Monday, November 5, 2007

What does who want?

Like I said earlier, I cannot personally say whether or not choice theory works. I have not seen it work, but I'm new and I haven't seen a lot of things. However, I am troubled by it because it hinges on the question "What do you want?" Teenagers don't always know what they want. They don't yet have the ability to scrutinize their thoughts and feelings for the truth behind their actions. Also, teenagers who are "at risk" are "at risk" because, for whatever reason, they want bad things. They want to be loved, sure, but they also want to smoke a joint. One is okay the other is destructive. So the answer to the question, "What do you want?" is sometimes simply irrelevant.

1 comment:

I'm a Somebody. said...

I have actually seen this question asked to a whole classroom of students.

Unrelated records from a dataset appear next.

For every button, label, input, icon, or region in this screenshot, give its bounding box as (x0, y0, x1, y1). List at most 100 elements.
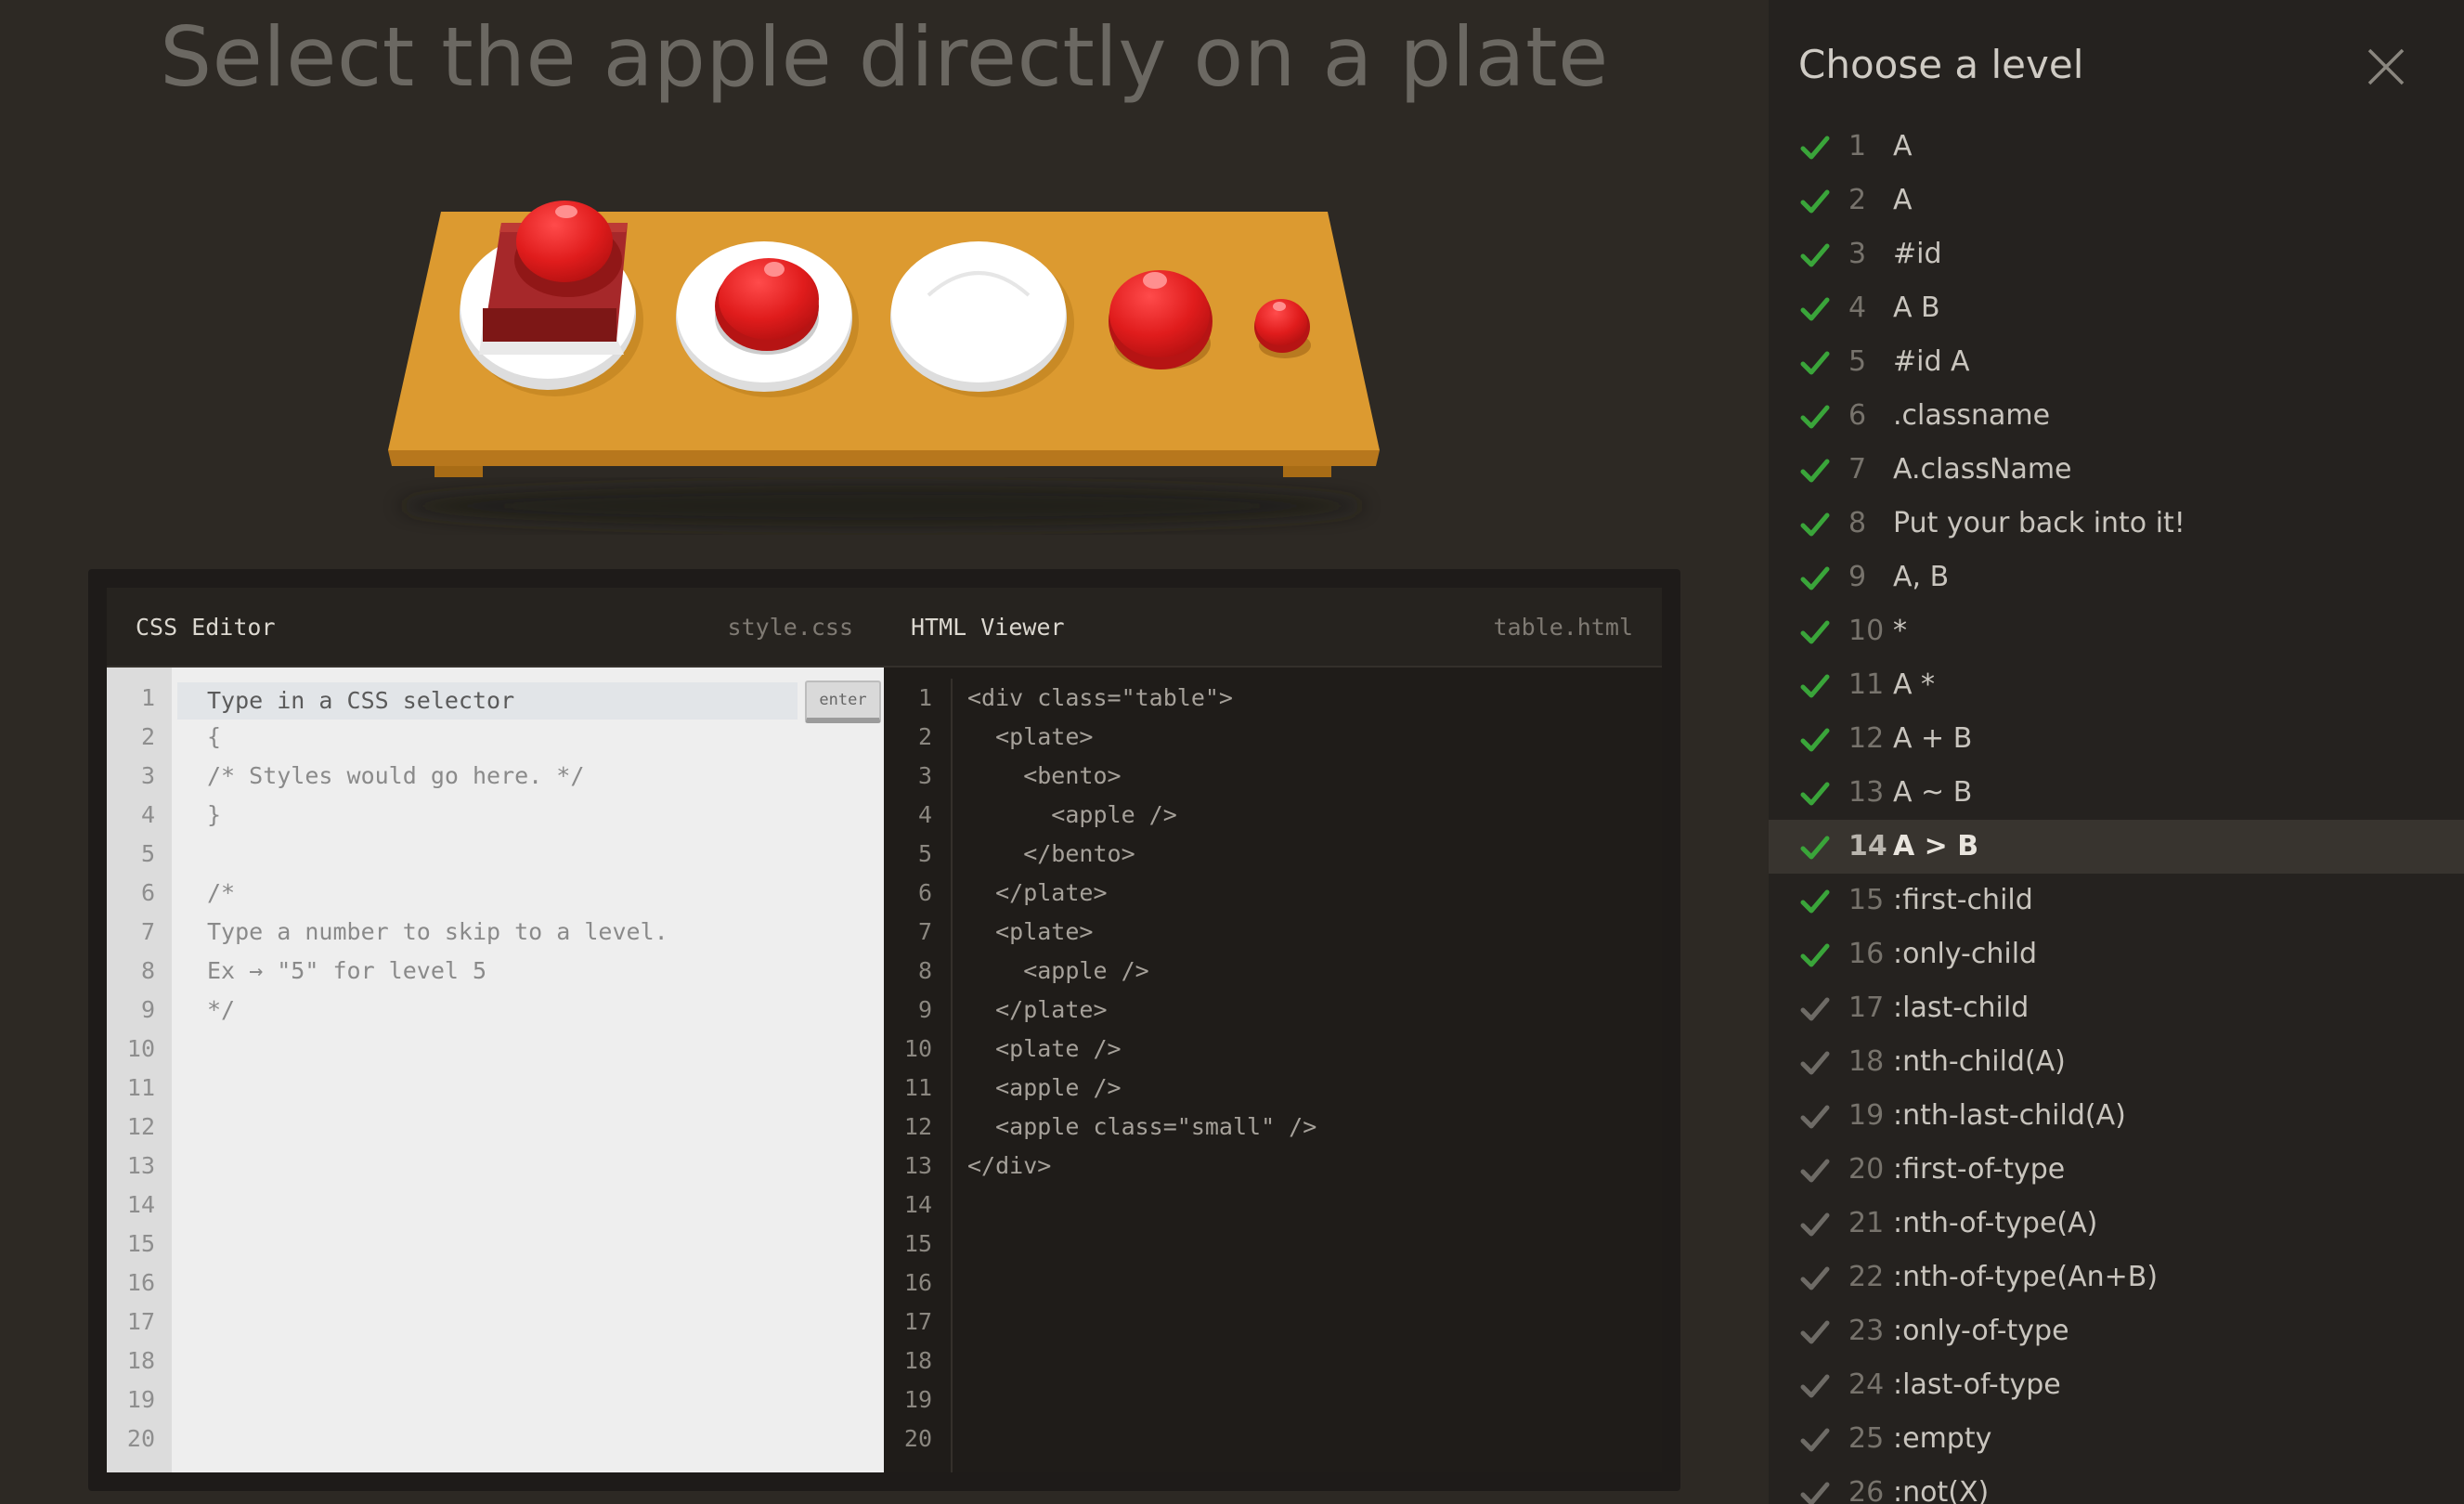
apple-on-table[interactable] (1109, 270, 1213, 370)
checkmark-icon (1800, 512, 1830, 537)
line-number: 7 (140, 918, 155, 945)
level-item-26[interactable]: 26:not(X) (1769, 1466, 2464, 1504)
checkmark-icon (1800, 836, 1830, 860)
checkmark-icon (1800, 243, 1830, 267)
line-number: 11 (903, 1074, 932, 1101)
level-item-1[interactable]: 1A (1769, 120, 2464, 174)
level-name: :not(X) (1893, 1476, 1990, 1504)
css-code-line: } (207, 801, 222, 828)
line-number: 2 (140, 723, 155, 750)
editor-frame: CSS Editor style.css HTML Viewer table.h… (88, 569, 1680, 1491)
line-number: 6 (140, 879, 155, 906)
css-code-line: Ex → "5" for level 5 (207, 957, 487, 984)
css-code-line (172, 835, 884, 874)
checkmark-icon (1800, 889, 1830, 914)
checkmark-icon (1800, 1105, 1830, 1129)
html-code-line[interactable]: <plate> (953, 718, 1662, 757)
checkmark-icon (1800, 674, 1830, 698)
line-number: 14 (903, 1191, 932, 1218)
level-name: :nth-of-type(An+B) (1893, 1261, 2159, 1293)
css-code-line: /* (207, 879, 236, 906)
level-item-13[interactable]: 13 A ~ B (1769, 766, 2464, 820)
html-code-line[interactable]: </div> (953, 1147, 1662, 1186)
level-item-18[interactable]: 18:nth-child(A) (1769, 1035, 2464, 1089)
css-code-line: { (207, 723, 222, 750)
html-code-line[interactable]: <apple /> (953, 796, 1662, 835)
line-number: 16 (126, 1269, 155, 1296)
level-item-22[interactable]: 22:nth-of-type(An+B) (1769, 1251, 2464, 1304)
html-code-line[interactable]: <apple /> (953, 1069, 1662, 1108)
level-item-16[interactable]: 16:only-child (1769, 927, 2464, 981)
level-item-6[interactable]: 6 .classname (1769, 389, 2464, 443)
line-number: 20 (903, 1425, 932, 1452)
level-name: :empty (1893, 1422, 1992, 1455)
level-item-24[interactable]: 24:last-of-type (1769, 1358, 2464, 1412)
target-apple[interactable] (715, 258, 819, 355)
level-name: A.className (1893, 453, 2072, 486)
line-number: 12 (903, 1113, 932, 1140)
line-number: 17 (126, 1308, 155, 1335)
line-number: 19 (126, 1386, 155, 1413)
level-item-19[interactable]: 19:nth-last-child(A) (1769, 1089, 2464, 1143)
level-item-12[interactable]: 12 A + B (1769, 712, 2464, 766)
line-number: 11 (126, 1074, 155, 1101)
checkmark-icon (1800, 620, 1830, 644)
css-selector-input[interactable] (177, 682, 798, 720)
level-name: A B (1893, 292, 1940, 324)
level-item-9[interactable]: 9 A, B (1769, 551, 2464, 604)
html-code-line[interactable]: <apple class="small" /> (953, 1108, 1662, 1147)
html-code-line[interactable]: <apple /> (953, 952, 1662, 991)
checkmark-icon (1800, 1051, 1830, 1075)
level-name: :only-of-type (1893, 1315, 2069, 1347)
checkmark-icon (1800, 459, 1830, 483)
level-name: :nth-of-type(A) (1893, 1207, 2098, 1239)
checkmark-icon (1800, 1266, 1830, 1290)
level-item-8[interactable]: 8 Put your back into it! (1769, 497, 2464, 551)
enter-button[interactable]: enter (805, 681, 881, 723)
level-item-17[interactable]: 17:last-child (1769, 981, 2464, 1035)
css-editor-filename: style.css (727, 614, 853, 641)
sidebar-title: Choose a level (1798, 42, 2084, 87)
level-item-5[interactable]: 5 #id A (1769, 335, 2464, 389)
html-code-line[interactable]: </bento> (953, 835, 1662, 874)
html-line-gutter: 1 2 3 4 5 6 7 8 9 10 11 12 13 14 15 16 17 18 19 20 (884, 679, 953, 1472)
line-number: 9 (917, 996, 932, 1023)
level-name: .classname (1893, 399, 2051, 432)
level-name: A + B (1893, 722, 1973, 755)
line-number: 13 (126, 1152, 155, 1179)
level-item-25[interactable]: 25:empty (1769, 1412, 2464, 1466)
html-code-line[interactable]: <plate /> (953, 1030, 1662, 1069)
checkmark-icon (1800, 297, 1830, 321)
level-item-23[interactable]: 23:only-of-type (1769, 1304, 2464, 1358)
line-number: 5 (917, 840, 932, 867)
html-viewer-filename: table.html (1493, 614, 1633, 641)
level-item-10[interactable]: 10 * (1769, 604, 2464, 658)
html-code-line[interactable]: <bento> (953, 757, 1662, 796)
level-item-21[interactable]: 21:nth-of-type(A) (1769, 1197, 2464, 1251)
html-code-line[interactable]: </plate> (953, 991, 1662, 1030)
level-name: A > B (1893, 830, 1979, 862)
close-icon[interactable] (2360, 41, 2412, 93)
html-code-line[interactable]: <div class="table"> (953, 679, 1662, 718)
checkmark-icon (1800, 351, 1830, 375)
checkmark-icon (1800, 1159, 1830, 1183)
level-item-7[interactable]: 7 A.className (1769, 443, 2464, 497)
level-item-15[interactable]: 15:first-child (1769, 874, 2464, 927)
level-item-20[interactable]: 20:first-of-type (1769, 1143, 2464, 1197)
level-name: * (1893, 615, 1907, 647)
level-item-11[interactable]: 11 A * (1769, 658, 2464, 712)
line-number: 14 (126, 1191, 155, 1218)
html-code-line[interactable]: <plate> (953, 913, 1662, 952)
level-list: 1 A 2 A 3 #id 4 A B 5 #id A 6 .classname 7 A.classNam… (1769, 120, 2464, 1504)
level-item-14[interactable]: 14 A > B (1769, 820, 2464, 874)
checkmark-icon (1800, 136, 1830, 160)
level-item-3[interactable]: 3 #id (1769, 227, 2464, 281)
checkmark-icon (1800, 1374, 1830, 1398)
line-number: 5 (140, 840, 155, 867)
level-item-4[interactable]: 4A B (1769, 281, 2464, 335)
level-item-2[interactable]: 2A (1769, 174, 2464, 227)
line-number: 3 (917, 762, 932, 789)
css-code-line: /* Styles would go here. */ (207, 762, 585, 789)
html-code-line[interactable]: </plate> (953, 874, 1662, 913)
checkmark-icon (1800, 1212, 1830, 1237)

The question, "What do you want?", was followed by others such as: Why do you want it?; What good will that do you?; How long will that last? etc. The person asking gave them lots of time to sit and think, explore authors, discuss in small groups, and take the first tentative steps of their voices.

Often times, kids have the ability of metacognition, it's just that it takes persistence and belief (i.e. time) for them to pursue it in a classroom full of potential threats (i.e.peers). I have seen kids change to abstract thinking in a couple of days. It is possible.

I think with your class, the real risk is not realizing what these kids really need. If they are "at-risk", shouldn't the curriculum address that? I mean, shouldn't the curriculum be about them? If these kids truly don't know what they need, how else could a curriculum really be for them? Obviously, they need to learn about themselves. Why even fight with them to do otherwise? You will just be like every other teacher getting in the way of the real knowledge they have to fight for elsewhere.